The only way Hartley had achieved anything resembling complacency with his current state was by deciding it was his own fault for making bad choices. If he stopped feeling guilty and ashamed, he couldn’t imagine what other unpleasant feelings would rush in to take their place. So he waved his hand to dismiss Sam’s words. “This is worse than I would have expected from Martin. I always thought him selfish and self-serving, not suicidally vindictive.
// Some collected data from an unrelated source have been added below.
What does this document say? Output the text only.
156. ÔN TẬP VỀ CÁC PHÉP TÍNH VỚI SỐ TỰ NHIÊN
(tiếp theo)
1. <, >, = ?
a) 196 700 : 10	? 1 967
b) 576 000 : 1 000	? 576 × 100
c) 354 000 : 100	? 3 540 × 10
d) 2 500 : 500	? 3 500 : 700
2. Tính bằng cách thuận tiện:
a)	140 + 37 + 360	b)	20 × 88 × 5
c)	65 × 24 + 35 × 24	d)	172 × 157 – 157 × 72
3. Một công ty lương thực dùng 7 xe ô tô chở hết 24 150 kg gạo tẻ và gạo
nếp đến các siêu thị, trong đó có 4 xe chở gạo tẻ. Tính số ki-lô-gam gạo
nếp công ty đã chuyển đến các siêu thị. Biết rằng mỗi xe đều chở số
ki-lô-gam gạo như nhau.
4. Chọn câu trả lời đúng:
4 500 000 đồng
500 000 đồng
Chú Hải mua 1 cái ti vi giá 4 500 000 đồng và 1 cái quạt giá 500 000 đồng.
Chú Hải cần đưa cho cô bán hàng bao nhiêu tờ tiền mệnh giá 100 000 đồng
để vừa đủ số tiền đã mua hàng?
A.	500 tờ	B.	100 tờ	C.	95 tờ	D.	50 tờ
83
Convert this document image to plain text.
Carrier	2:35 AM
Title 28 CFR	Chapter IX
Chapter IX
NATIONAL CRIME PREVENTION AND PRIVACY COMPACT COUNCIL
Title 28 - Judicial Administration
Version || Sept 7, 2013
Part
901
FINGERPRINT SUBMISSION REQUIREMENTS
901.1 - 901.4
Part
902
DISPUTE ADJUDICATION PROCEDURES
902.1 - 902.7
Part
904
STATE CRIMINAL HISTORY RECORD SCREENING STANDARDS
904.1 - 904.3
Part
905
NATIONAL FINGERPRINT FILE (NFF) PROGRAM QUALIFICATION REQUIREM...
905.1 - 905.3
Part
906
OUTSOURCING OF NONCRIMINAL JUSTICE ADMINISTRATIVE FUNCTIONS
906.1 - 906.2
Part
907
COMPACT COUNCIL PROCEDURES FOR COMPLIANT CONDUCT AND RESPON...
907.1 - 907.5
And telling people I—” he lowered his voice “—prostituted myself makes his late father look almost as bad as me, not to mention how foolish it makes Martin look.” But Hartley had given up puzzling out Martin’s motives at about the same time he decided that revenge would be an excellent way to cleanse his palate of all that bitterness. He realized Sam hadn’t said anything for a while, and glanced up from his ale.